Fronton – Marcus Cornelius Fronto

Fronton (en latin Marcus Cornelius Fronto, Cirta, Numidie, v. 95, ou v. 100 – 166 ou 167) est un grammairien, rhéteur et avocat romain d’origine berbère, né en Afrique à Cirta (actuelle Algérie).

C’est vraisemblablement à la réussite, mal connue, de son père que Fronton doit d’avoir été sénateur. Ses débuts dans la carrière sont connus par une inscription de Calama. Il commença par le poste modeste de triumvir capitalis, puis il fut questeur de la province de Sicile, poste sans éclat, avant d’être édile de la plèbe et préteur. Son jeune frère Quintus Cornelius Quadratus fit lui aussi une carrière sénatoriale. Choisi par Antonin le Pieux en 139 pour être le précepteur de Marc Aurèle et de Vérus, ami de ce même Marc Aurèle et d’Antonin, Fronton devient consul en 142 et se retrouve au cœur d’un réseau de solidarité de sénateurs dont beaucoup sont africains et comprenant aussi son beau-fils C. Aufidius Victorinus, consul en 155.

Fronton, qui se disait « Libyen issu de Libyens nomades » (grec ancien : « Λίβυς τῶν Λιβύων τῶν νομάδων »), est connu pour avoir entretenu une importante correspondance, qui ne nous est toutefois parvenue que sous la forme de palimpsestes et reste donc fragmentaire (textes retrouvés et publiés par Angelo Mai en 1815 et 1823 ; nouveaux fragments identifiés par Bernhard Bischoff en 1956). Il échangea des lettres en latin et en grec avec des empereurs (Antonin le Pieux, et ses élèves Marc Aurèle et Lucius Verus), l’historien Appien et divers membres des grandes familles sénatoriales. Les palimpsestes ont également révélé des fragments de discours (aux sujets parfois fantaisistes : Éloge de la fumée et de la poussière, Éloge de la négligence), d’un traité De eloquentia, de deux ouvrages historiques (De bello Parthico sur la campagne de Lucius Verus, Principia historiæ). Son approche de la rhétorique, qu’il considère comme source de tout savoir, même philosophique, fait son originalité.
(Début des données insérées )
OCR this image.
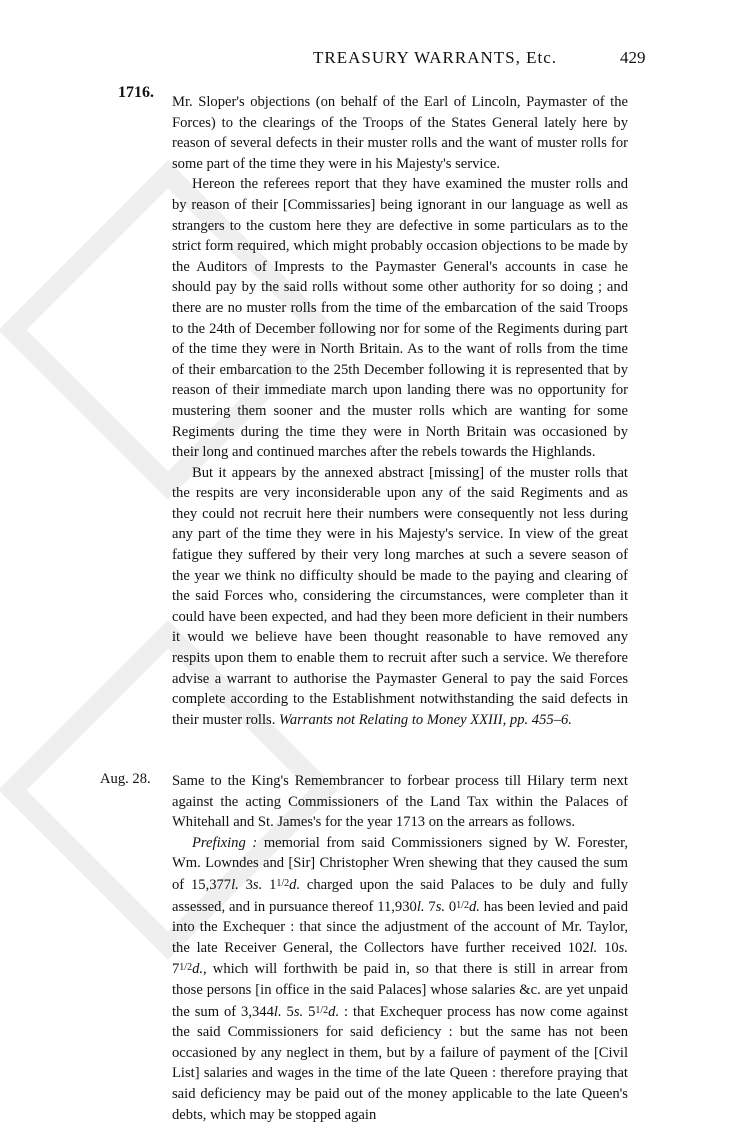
TREASURY WARRANTS, Etc.	429
1716.

Mr. Sloper's objections (on behalf of the Earl of Lincoln, Paymaster of the Forces) to the clearings of the Troops of the States General lately here by reason of several defects in their muster rolls and the want of muster rolls for some part of the time they were in his Majesty's service.

Hereon the referees report that they have examined the muster rolls and by reason of their [Commissaries] being ignorant in our language as well as strangers to the custom here they are defective in some particulars as to the strict form required, which might probably occasion objections to be made by the Auditors of Imprests to the Paymaster General's accounts in case he should pay by the said rolls without some other authority for so doing ; and there are no muster rolls from the time of the embarcation of the said Troops to the 24th of December following nor for some of the Regiments during part of the time they were in North Britain. As to the want of rolls from the time of their embarcation to the 25th December following it is represented that by reason of their immediate march upon landing there was no opportunity for mustering them sooner and the muster rolls which are wanting for some Regiments during the time they were in North Britain was occasioned by their long and continued marches after the rebels towards the Highlands.

But it appears by the annexed abstract [missing] of the muster rolls that the respits are very inconsiderable upon any of the said Regiments and as they could not recruit here their numbers were consequently not less during any part of the time they were in his Majesty's service. In view of the great fatigue they suffered by their very long marches at such a severe season of the year we think no difficulty should be made to the paying and clearing of the said Forces who, considering the circumstances, were completer than it could have been expected, and had they been more deficient in their numbers it would we believe have been thought reasonable to have removed any respits upon them to enable them to recruit after such a service. We therefore advise a warrant to authorise the Paymaster General to pay the said Forces complete according to the Establishment notwithstanding the said defects in their muster rolls. Warrants not Relating to Money XXIII, pp. 455–6.

Aug. 28. Same to the King's Remembrancer to forbear process till Hilary term next against the acting Commissioners of the Land Tax within the Palaces of Whitehall and St. James's for the year 1713 on the arrears as follows.

Prefixing : memorial from said Commissioners signed by W. Forester, Wm. Lowndes and [Sir] Christopher Wren shewing that they caused the sum of 15,377l. 3s. $1^{1/2}d$. charged upon the said Palaces to be duly and fully assessed, and in pursuance thereof 11,930l. 7s. $0^{1/2}d$. has been levied and paid into the Exchequer : that since the adjustment of the account of Mr. Taylor, the late Receiver General, the Collectors have further received 102l. 10s. $7^{1/2}d$., which will forthwith be paid in, so that there is still in arrear from those persons [in office in the said Palaces] whose salaries &c. are yet unpaid the sum of 3,344l. 5s. $5^{1/2}d$. : that Exchequer process has now come against the said Commissioners for said deficiency : but the same has not been occasioned by any neglect in them, but by a failure of payment of the [Civil List] salaries and wages in the time of the late Queen : therefore praying that said deficiency may be paid out of the money applicable to the late Queen's debts, which may be stopped again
Dans ses Pensées pour moi-même, Marc Aurèle parle de Fronton en ces termes : « De Fronton : avoir observé à quel degré d’envie, de souplesse et de dissimulation les tyrans en arrivent, et que, pour la plupart, ceux que chez nous nous appelons patriciens sont, en quelque manière, des hommes sans cœur. »

Les deux ouvrages de grammairien placés anciennement sous son nom, seules œuvres qu’on pensait connaître avant 1815 (le De nominum verborumque differentiis et les Exempla elocutionum) ne sont pas de lui.